Eric Ellis Ulan Bator 

04/19/1996 

IT WOULDN'T take that big a cheque to corner the Mongolian Stock Exchange. With a capitalisation of around $150 million, the world's newest frontier market clearly has some more emerging to do. Indeed, Kerry Packer is worth more than the entire Mongolian economy.

But emerging it is and if enthusiasm is any guide, the Dr Livingstones of the investment world will be exploring Ulan Bator in no time.

They'd better have a strong stomach. The day the AFR called in, the smell of old mutton wafted through the trading floor, thanks to a sheep's head boiling away for lunch in the exchange's kitchen.

"We want to have modernisation in Mongolia but we also want to keep our traditions," says exchange chief executive Songiny Enkhbaatar.

A 38-year-old, Moscow-trained statistical economist, Mr Enkhbaatar is learning quickly on the job how his market functions. A well-thumbed copy of a basic American text How The Stock Market Works lies on his office desk.

Housed in a mock Belle Epoque building redolent of Tsarist Russia, the exchange's symbolic location on Suhbaatar Square in central Ulan Bator indicates reform is at the heart of post-communist thinking here.

With Austrian aid, the Government spent $US4 million renovating the pink children's theatre on the square into a grand home.

The exchange had its beginnings in 1991, a key to the privatisation program that saw every Mongolian receive "vouchers" that could be traded for shares in former State-owned companies. But it took another four years for the exchange to formally open its doors and in September last year, some 28 stockbrokers took their seats to trade the 470 listed companies.

The exchange is fully computerised and its floor wouldn't be out of place in Sydney or Singapore, on which it has been modelled.

Trading since opening has been brisk by Mongolian standards and though the general index has been mostly even, some stocks have doubled.

Some 90,000 Mongolians have opened trading accounts since September and can watch proceedings by computer and modem link from offices across the Mongolian steppe.

The voucher system of privatisation put shares in every citizen's hands and even today, Mongolia effectively has 1.2 million shareholders through their exchangeable vouchers, one of the highest ownership ratios in the world.

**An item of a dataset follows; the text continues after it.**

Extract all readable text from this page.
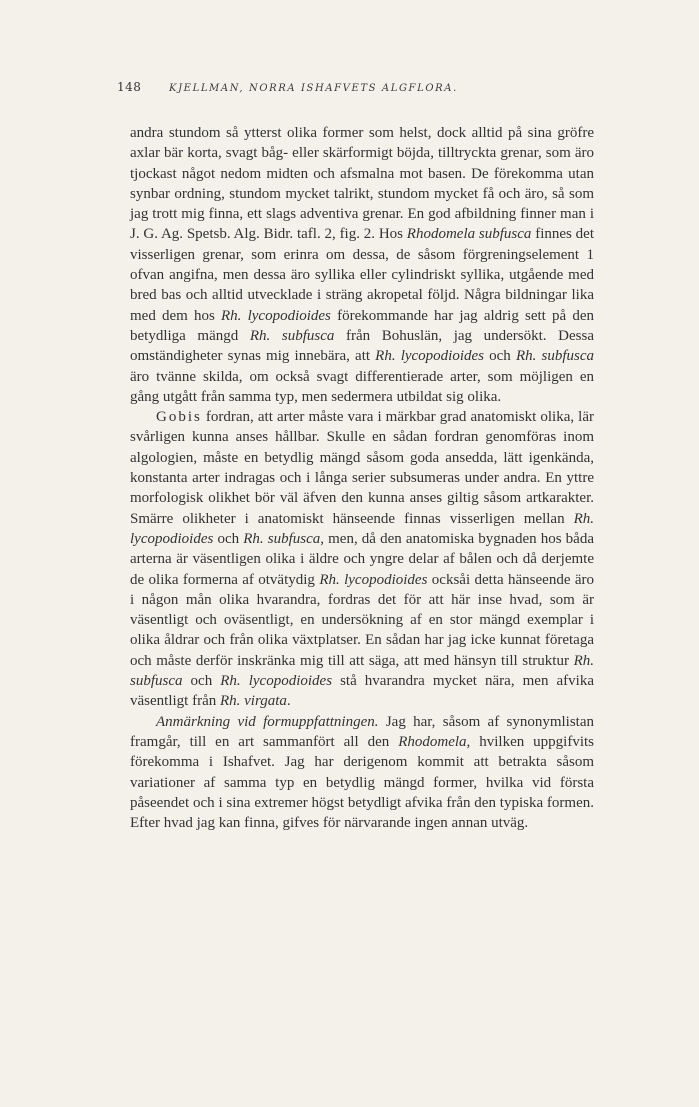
148	KJELLMAN, NORRA ISHAFVETS ALGFLORA.

andra stundom så ytterst olika former som helst, dock alltid på sina gröfre axlar bär korta, svagt båg- eller skärformigt böjda, tilltryckta grenar, som äro tjockast något nedom midten och afsmalna mot basen. De förekomma utan synbar ordning, stundom mycket talrikt, stundom mycket få och äro, så som jag trott mig finna, ett slags adventiva grenar. En god afbildning finner man i J. G. Ag. Spetsb. Alg. Bidr. tafl. 2, fig. 2. Hos Rhodomela subfusca finnes det visserligen grenar, som erinra om dessa, de såsom förgreningselement 1 ofvan angifna, men dessa äro syllika eller cylindriskt syllika, utgående med bred bas och alltid utvecklade i sträng akropetal följd. Några bildningar lika med dem hos Rh. lycopodioides förekommande har jag aldrig sett på den betydliga mängd Rh. subfusca från Bohuslän, jag undersökt. Dessa omständigheter synas mig innebära, att Rh. lycopodioides och Rh. subfusca äro tvänne skilda, om också svagt differentierade arter, som möjligen en gång utgått från samma typ, men sedermera utbildat sig olika.

Gobis fordran, att arter måste vara i märkbar grad anatomiskt olika, lär svårligen kunna anses hållbar. Skulle en sådan fordran genomföras inom algologien, måste en betydlig mängd såsom goda ansedda, lätt igenkända, konstanta arter indragas och i långa serier subsumeras under andra. En yttre morfologisk olikhet bör väl äfven den kunna anses giltig såsom artkarakter. Smärre olikheter i anatomiskt hänseende finnas visserligen mellan Rh. lycopodioides och Rh. subfusca, men, då den anatomiska bygnaden hos båda arterna är väsentligen olika i äldre och yngre delar af bålen och då derjemte de olika formerna af otvätydig Rh. lycopodioides ocksåi detta hänseende äro i någon mån olika hvarandra, fordras det för att här inse hvad, som är väsentligt och oväsentligt, en undersökning af en stor mängd exemplar i olika åldrar och från olika växtplatser. En sådan har jag icke kunnat företaga och måste derför inskränka mig till att säga, att med hänsyn till struktur Rh. subfusca och Rh. lycopodioides stå hvarandra mycket nära, men afvika väsentligt från Rh. virgata.

Anmärkning vid formuppfattningen. Jag har, såsom af synonymlistan framgår, till en art sammanfört all den Rhodomela, hvilken uppgifvits förekomma i Ishafvet. Jag har derigenom kommit att betrakta såsom variationer af samma typ en betydlig mängd former, hvilka vid första påseendet och i sina extremer högst betydligt afvika från den typiska formen. Efter hvad jag kan finna, gifves för närvarande ingen annan utväg.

Enkhbaatar says his exchange has not yet experienced such "exotic behaviour" as takeover bids or dawn raids. As for good prospects, Mongolia's temperatures of as low as minus 40 might get punters keen on stocks like the textile groups Gobi and the Mongolian Wool Company, while their taste for hard drink suggests the Arkhi Vodka Factory.

But this correspondent reckons it's difficult to go past the former State-owned Ulan Bator Hotel, a building surely designed by the same team that built Lenin's tomb in Moscow.

While the architecture or the hotel's near-inedible food won't get punters flocking to the "UB", the $US18 a minute international phone charges might.

You could dash across the Suhbaatar Square after putting the phone down to place a trade, insider dealing Mongolian-style.